The securities offered have not been registered under the U.S. Securities Act of 1933, as amended, or applicable state securities laws, and may not be offered or sold to persons in the United States absent registration or an exemption from such registration requirements. This press release shall not constitute an offer to sell or the solicitation of an offer to buy nor shall there be any sale of the securities in any jurisdiction in which such offer, solicitation or sale would be unlawful.

Lumina Gold Corp.

Signed: “Marshall Koval”
Marshall Koval, President & CEO

Neither the TSX Venture Exchange nor its Regulation Services Provider (as that term is defined in the policies of the TSX Venture Exchange) accepts responsibility for the adequacy or accuracy of this news release.
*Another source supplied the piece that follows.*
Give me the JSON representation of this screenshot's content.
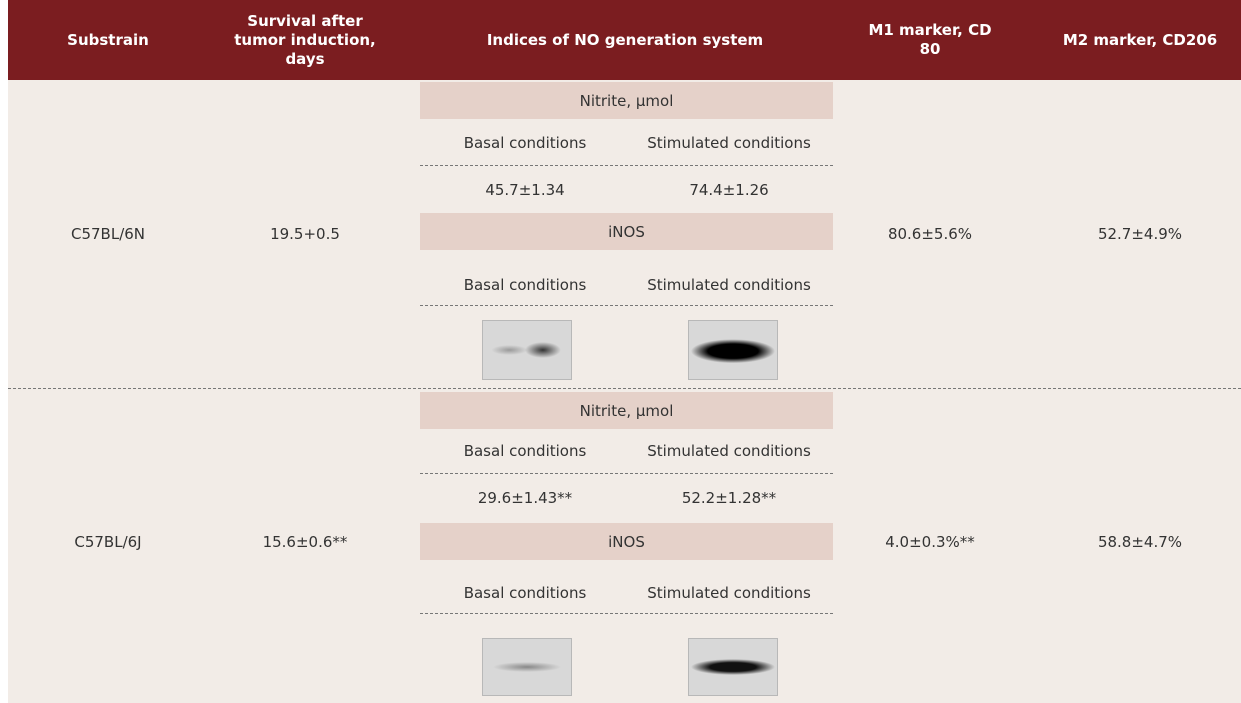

Cautionary Note Regarding Forward-Looking Information

The foregoing information contains forward-looking statements regarding the size of the Private Placement, the timing of closing of the Private Placement, and the anticipated use of proceeds from the Private Placement. In making the forward-looking statements in this release, Lumina has applied certain factors and assumptions that are based on information currently available to Lumina as well as Lumina’s current beliefs and assumptions made by Lumina, including that Lumina is able to obtain regulatory approval of the Private Placement and that Lumina is able to complete the Private Placement. Although Lumina considers these beliefs and assumptions to be reasonable based on information currently available to it, they may prove to be incorrect, and the forward-looking statements in this release are subject to numerous risks, uncertainties and other factors that may cause future results to differ materially from those expressed or implied in such forward-looking statements. Such risk factors include, among others, that the Private Placement will not be completed, that Lumina will be unable to obtain or will experience delays in obtaining any required regulatory approvals and that Lumina may need to expend the proceeds from the Private Placement in a manner not currently contemplated. Although Lumina has attempted to identify important factors that could cause actual results to differ materially from those contained in forward-looking information, there may be other factors that cause results not to be as anticipated, estimated or intended. There can be no assurance that such information will prove to be accurate, as actual results and future events could differ materially from those anticipated in such statements. Accordingly, readers should not place undue reliance on forward-looking information. Lumina does not undertake to update any forward-looking information, except in accordance with applicable securities laws.